Omeopatia musicale: pillole per attenuare il male dell'insensibilità culturale dilagante.
Curarsi con la musica senza necessariamente ricorrere al suono...

giovedì, ottobre 10, 2024

Cesare Ferraresi (Trio di Milano)

Ottenni il trasferimento dal conserva
torio di Trieste al conservatorio di Milano nel 1962, e a Milano mi stabilii all'inizio dell'anno scolastico 1962-63. Il mio ingresso nel conservatorio coincise casualmente con il cambio del direttore: Giorgio Federico Ghedini, musicista illustre, andava in pensione, arrivava Jacopo Napoli, assai meno noto. In verità, Ghedini non era affatto contento di andare in pensione, e prima di cedere le aveva tentate tutte.

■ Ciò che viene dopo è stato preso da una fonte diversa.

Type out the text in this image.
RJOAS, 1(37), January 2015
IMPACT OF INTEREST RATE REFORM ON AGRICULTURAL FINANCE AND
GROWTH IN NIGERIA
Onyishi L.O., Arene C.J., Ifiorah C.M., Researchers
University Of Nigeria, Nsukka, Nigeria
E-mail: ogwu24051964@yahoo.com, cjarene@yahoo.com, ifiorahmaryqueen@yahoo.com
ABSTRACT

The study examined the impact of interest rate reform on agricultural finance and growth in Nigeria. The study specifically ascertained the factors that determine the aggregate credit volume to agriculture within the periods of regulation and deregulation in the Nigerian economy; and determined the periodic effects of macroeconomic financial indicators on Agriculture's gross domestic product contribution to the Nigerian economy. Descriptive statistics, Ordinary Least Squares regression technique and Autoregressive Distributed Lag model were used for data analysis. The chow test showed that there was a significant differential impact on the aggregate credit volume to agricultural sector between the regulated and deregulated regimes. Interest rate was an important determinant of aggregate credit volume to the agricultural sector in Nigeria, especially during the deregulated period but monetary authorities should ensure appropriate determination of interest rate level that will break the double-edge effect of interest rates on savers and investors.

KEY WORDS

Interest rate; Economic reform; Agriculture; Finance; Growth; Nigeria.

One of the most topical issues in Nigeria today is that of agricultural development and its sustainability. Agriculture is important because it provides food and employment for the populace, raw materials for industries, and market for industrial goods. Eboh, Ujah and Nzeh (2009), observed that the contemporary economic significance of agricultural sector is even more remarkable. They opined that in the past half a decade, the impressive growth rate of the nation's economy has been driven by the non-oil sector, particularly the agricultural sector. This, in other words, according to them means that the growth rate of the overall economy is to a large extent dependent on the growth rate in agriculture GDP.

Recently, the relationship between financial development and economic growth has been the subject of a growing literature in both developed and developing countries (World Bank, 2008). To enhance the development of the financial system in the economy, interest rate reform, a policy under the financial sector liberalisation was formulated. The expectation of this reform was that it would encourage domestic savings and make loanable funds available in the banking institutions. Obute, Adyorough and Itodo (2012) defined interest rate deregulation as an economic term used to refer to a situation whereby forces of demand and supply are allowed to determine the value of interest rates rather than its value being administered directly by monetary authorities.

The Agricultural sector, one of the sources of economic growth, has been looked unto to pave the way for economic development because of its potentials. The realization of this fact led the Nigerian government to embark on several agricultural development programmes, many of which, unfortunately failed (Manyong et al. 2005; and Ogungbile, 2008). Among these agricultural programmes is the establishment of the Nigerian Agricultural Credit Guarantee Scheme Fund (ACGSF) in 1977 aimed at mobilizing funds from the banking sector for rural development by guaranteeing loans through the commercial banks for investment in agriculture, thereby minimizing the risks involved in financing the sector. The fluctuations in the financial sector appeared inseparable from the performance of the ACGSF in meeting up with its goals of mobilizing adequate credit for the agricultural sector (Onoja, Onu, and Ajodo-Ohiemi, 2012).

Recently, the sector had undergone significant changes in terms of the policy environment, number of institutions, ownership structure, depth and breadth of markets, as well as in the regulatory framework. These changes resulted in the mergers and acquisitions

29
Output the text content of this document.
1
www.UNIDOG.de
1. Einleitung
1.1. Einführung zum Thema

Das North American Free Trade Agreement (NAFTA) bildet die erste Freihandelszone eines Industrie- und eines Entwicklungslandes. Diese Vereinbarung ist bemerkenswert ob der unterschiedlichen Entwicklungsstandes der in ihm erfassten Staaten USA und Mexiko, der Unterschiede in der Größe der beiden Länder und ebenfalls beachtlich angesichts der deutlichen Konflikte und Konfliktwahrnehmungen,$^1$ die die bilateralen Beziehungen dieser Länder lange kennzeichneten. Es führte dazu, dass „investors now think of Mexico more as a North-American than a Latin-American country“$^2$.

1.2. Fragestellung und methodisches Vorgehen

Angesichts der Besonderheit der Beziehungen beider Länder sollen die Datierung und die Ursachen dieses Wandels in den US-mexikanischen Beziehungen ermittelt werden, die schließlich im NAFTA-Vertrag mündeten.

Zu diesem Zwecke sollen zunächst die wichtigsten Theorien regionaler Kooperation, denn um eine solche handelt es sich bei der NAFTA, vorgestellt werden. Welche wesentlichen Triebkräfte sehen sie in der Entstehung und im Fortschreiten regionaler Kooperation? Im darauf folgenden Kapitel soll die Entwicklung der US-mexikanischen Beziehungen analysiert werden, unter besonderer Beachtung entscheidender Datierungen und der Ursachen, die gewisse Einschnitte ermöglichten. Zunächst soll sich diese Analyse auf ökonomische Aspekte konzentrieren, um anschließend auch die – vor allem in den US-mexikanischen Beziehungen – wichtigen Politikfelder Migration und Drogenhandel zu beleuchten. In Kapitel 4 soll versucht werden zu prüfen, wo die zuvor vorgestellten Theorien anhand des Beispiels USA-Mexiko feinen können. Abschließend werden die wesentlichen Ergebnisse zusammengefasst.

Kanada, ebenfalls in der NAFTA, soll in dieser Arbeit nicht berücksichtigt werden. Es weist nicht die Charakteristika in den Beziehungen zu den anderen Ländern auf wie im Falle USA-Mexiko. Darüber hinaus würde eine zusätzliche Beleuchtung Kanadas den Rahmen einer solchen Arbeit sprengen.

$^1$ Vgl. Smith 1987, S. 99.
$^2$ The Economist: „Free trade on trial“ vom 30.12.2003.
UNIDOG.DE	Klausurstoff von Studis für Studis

Giulio Confalonieri aveva scritto, non ricordo più su quale giornale, un articolo intitolato ”L'arte non va in pensione a settant'anni”, uomini politici si erano mossi per vedere con il Ministero se si poteva fare un'eccezione, e Ghedini stesso era andato a perorare la sua causa presso il Ministro in persona, giocando una carta che gli era stata fornita da un professore espertissimo di leggi e di regolamenti. ”Maestro, purtroppo non posso far nulla", disse a Ghedini il Ministro, “perché la legge prevede che chi ha raggiunto i settant'anni, a meno che non sia stato sospeso dall'insegnamento durante il fascismo e non abbia perciò raggiunto il massimo degli anni di servizio, debba esser posto in quiescenza". Ghedini era antifascista, ma di sospensioni non ne aveva subite, e quindi... Però, però... “A dir il vero, Signor Ministro”, obbiettò, “c'è un precedente: Cesare Nordio - che aveva fatto la Marcia su Roma e che perciò... - andò in pensione a settantadue anni”. Il Signor Ministro rimase folgorato. Chiamò immediatamente il funzionario che gli aveva fornito le notizie sulla pratica e gli comunico quel che Ghedini gli aveva appena detto.
“È vero, Signor Ministro”, rispose prontamente il funzionario. “Il Maestro Nordio rimase per due anni oltre il limite d'età perché il direttore del Conservatorio di Bolzano deve parlare il tedesco. E siccome il Nordio era l'unico direttore che conoscesse il tedesco venne autorizzato a rimanere finché non fu espletato il concorso ad hoc”. ll Ministro aveva già aperto la bocca per dire “come vede, e mi dispiace, ecc. ecc.”, ma Ghedini lo bloccò fulmineamente. "Perfetto, allora non c'è problema: Nordio era l'unico direttore che sapesse il tedesco, io sono l'unico che sa la musica”. Il Ministro e il funzionario si fecero una bella risata... Ma a ottobre Ghedini dovette lasciare il conservatorio.
Io, arrivato fresco fresco, assistetti al passaggio delle consegne. Ghedini parlò, ascoltò il discorsetto di Jacopo Napoli - che non era un oratore, che balbettava leggermente quand'era emozionato, e che leggeva perciò da un foglio che aveva preparato - e poi avviò con il neodirettore, divertendosi a tenerlo sui carboni ardenti, un colloquio che divenne ben presto un interrogatorio.
Nei mesi precedenti i professori s'erano appassionati al caso-Ghedini, parteggiando pro-il-direttore o pro-il-regolamento, ed erano perciò molto eccitati durante la cerimonia del passaggio delle consegne. Io mi trovai casualmente seduto vicino a Cesare Ferraresi, che era stato un acceso pro-Ghedini e che commentò a bassa voce ogni frase del vecchio e ogni frase del nuovo direttore, spiegandomi le allusioni che io non avrei saputo cogliere.
Avevo conosciuto Ferraresi nel momento in cui m'ero seduto vicino a lui, presentandomi: “Da dove arrivi?", m'aveva detto, “Ah! da Trieste", e s'era messo a parlare di Gabriele Bianchi, direttore del conservatorio di Trieste per alcuni anni, che conosceva e di cui conosceva il Concerto per violino, e poi di altri musicisti triestini. Chiacchierammo - cioè parlò lui, mentre io interloquivo a monosillabi - per una decina di minuti, e quando i due direttori entrarono eravamo già amici.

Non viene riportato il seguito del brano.